- Born: c. 1988 Margate
- Occupations: comedian and writer

= Bekka Bowling =

British comedian and writer

Bekka Bowling (born c. 1988) is a British stand-up comedian, actor and writer. Early in her career she was a runner-up at the Funny Women awards. She has acted for the BBC and she has been commissioned as a screenwriter. She has collaborated with Charlie Brooker to assist in writing the Netflix series Black Mirror.

==Life==
Bowling was born about 1988 in Margate.

In 2011 she was runner up at the Funny Women awards. The competition was her first ever attempt at stand up comedy, and she dealt with edgy subjects like incest.

In 2016 she starred in the BBC Comedy "Limbo" as the pink-haired Neck with Ellie White and Sanjeev Bhaskar.

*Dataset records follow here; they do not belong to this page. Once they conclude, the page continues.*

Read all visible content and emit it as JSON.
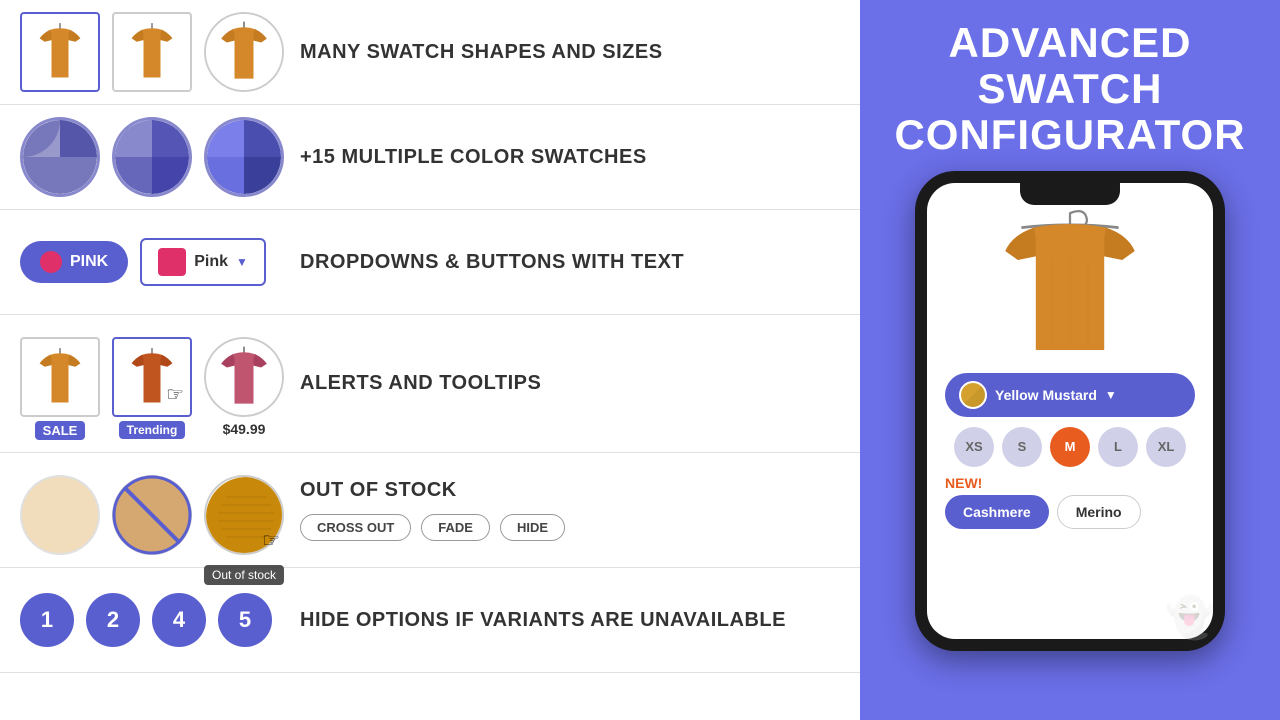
{
  "right": {
    "title_line1": "ADVANCED",
    "title_line2": "SWATCH",
    "title_line3": "CONFIGURATOR"
  },
  "rows": [
    {
      "id": "row1",
      "label": "MANY SWATCH SHAPES AND SIZES"
    },
    {
      "id": "row2",
      "label": "+15 MULTIPLE COLOR SWATCHES"
    },
    {
      "id": "row3",
      "label": "DROPDOWNS & BUTTONS WITH TEXT",
      "btn1": "PINK",
      "btn2": "Pink"
    },
    {
      "id": "row4",
      "label": "ALERTS AND TOOLTIPS",
      "badge1": "SALE",
      "badge2": "Trending",
      "price": "$49.99"
    },
    {
      "id": "row5",
      "label": "OUT OF STOCK",
      "tooltip": "Out of stock",
      "btn1": "CROSS OUT",
      "btn2": "FADE",
      "btn3": "HIDE"
    },
    {
      "id": "row6",
      "label": "HIDE OPTIONS IF VARIANTS ARE UNAVAILABLE",
      "nums": [
        "1",
        "2",
        "4",
        "5"
      ]
    }
  ],
  "phone": {
    "color_label": "Yellow Mustard",
    "sizes": [
      "XS",
      "S",
      "M",
      "L",
      "XL"
    ],
    "active_size": "M",
    "new_label": "NEW!",
    "material1": "Cashmere",
    "material2": "Merino"
  }
}
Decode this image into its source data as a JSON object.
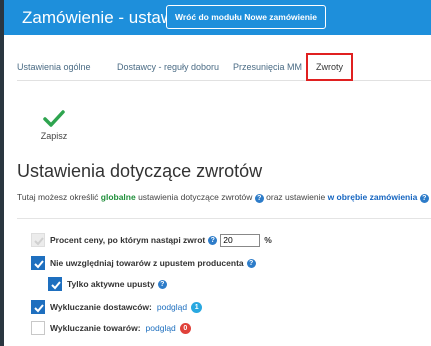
{
  "header": {
    "title": "Zamówienie - ustawienia",
    "back_label": "Wróć do modułu Nowe zamówienie"
  },
  "tabs": [
    {
      "label": "Ustawienia ogólne",
      "active": false
    },
    {
      "label": "Dostawcy - reguły doboru",
      "active": false
    },
    {
      "label": "Przesunięcia MM",
      "active": false
    },
    {
      "label": "Zwroty",
      "active": true
    }
  ],
  "toolbar": {
    "save_label": "Zapisz"
  },
  "section": {
    "title": "Ustawienia dotyczące zwrotów",
    "desc_part1": "Tutaj możesz określić ",
    "desc_global": "globalne",
    "desc_part2": " ustawienia dotyczące zwrotów ",
    "desc_part3": " oraz ustawienie ",
    "desc_order": "w obrębie zamówienia"
  },
  "settings": {
    "price_percent": {
      "label": "Procent ceny, po którym nastąpi zwrot",
      "value": "20",
      "unit": "%",
      "checked": true,
      "disabled": true
    },
    "ignore_discount": {
      "label": "Nie uwzględniaj towarów z upustem producenta",
      "checked": true
    },
    "only_active": {
      "label": "Tylko aktywne upusty",
      "checked": true
    },
    "exclude_suppliers": {
      "label": "Wykluczanie dostawców:",
      "link": "podgląd",
      "count": "1",
      "checked": true
    },
    "exclude_products": {
      "label": "Wykluczanie towarów:",
      "link": "podgląd",
      "count": "0",
      "checked": false
    }
  },
  "colors": {
    "header": "#1e8fdb",
    "checkbox": "#1e6fbf",
    "badge_blue": "#29a8e0",
    "badge_red": "#e0413a",
    "save_green": "#2ea44f"
  }
}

In 2019 she was a lead in the BBC's "Thanks for the memories" and the same year she led the ensemble of BBC film "Masters of Love" as the free-spirited Lily.

In 2020 she stepped back from acting to focus solely on her screenwriting after signing a development deal with a major US network.

In 2021 she was a writer and producer on David Weil's Solos, writing and creating Jenny's story for Constance Wu.

She was commissioned to adapt Beth O'Leary's novel The Switch into a screenplay for Amblin Partners in 2022.

She is credited along with William Bridges, Ella Road and Bisha K. Ali as co-writers of USS Callister: Into Infinity. This is the feature length episode of series seven of the Netflix series Black Mirror. Charlie Brooker is the lead writer and the episode was well received.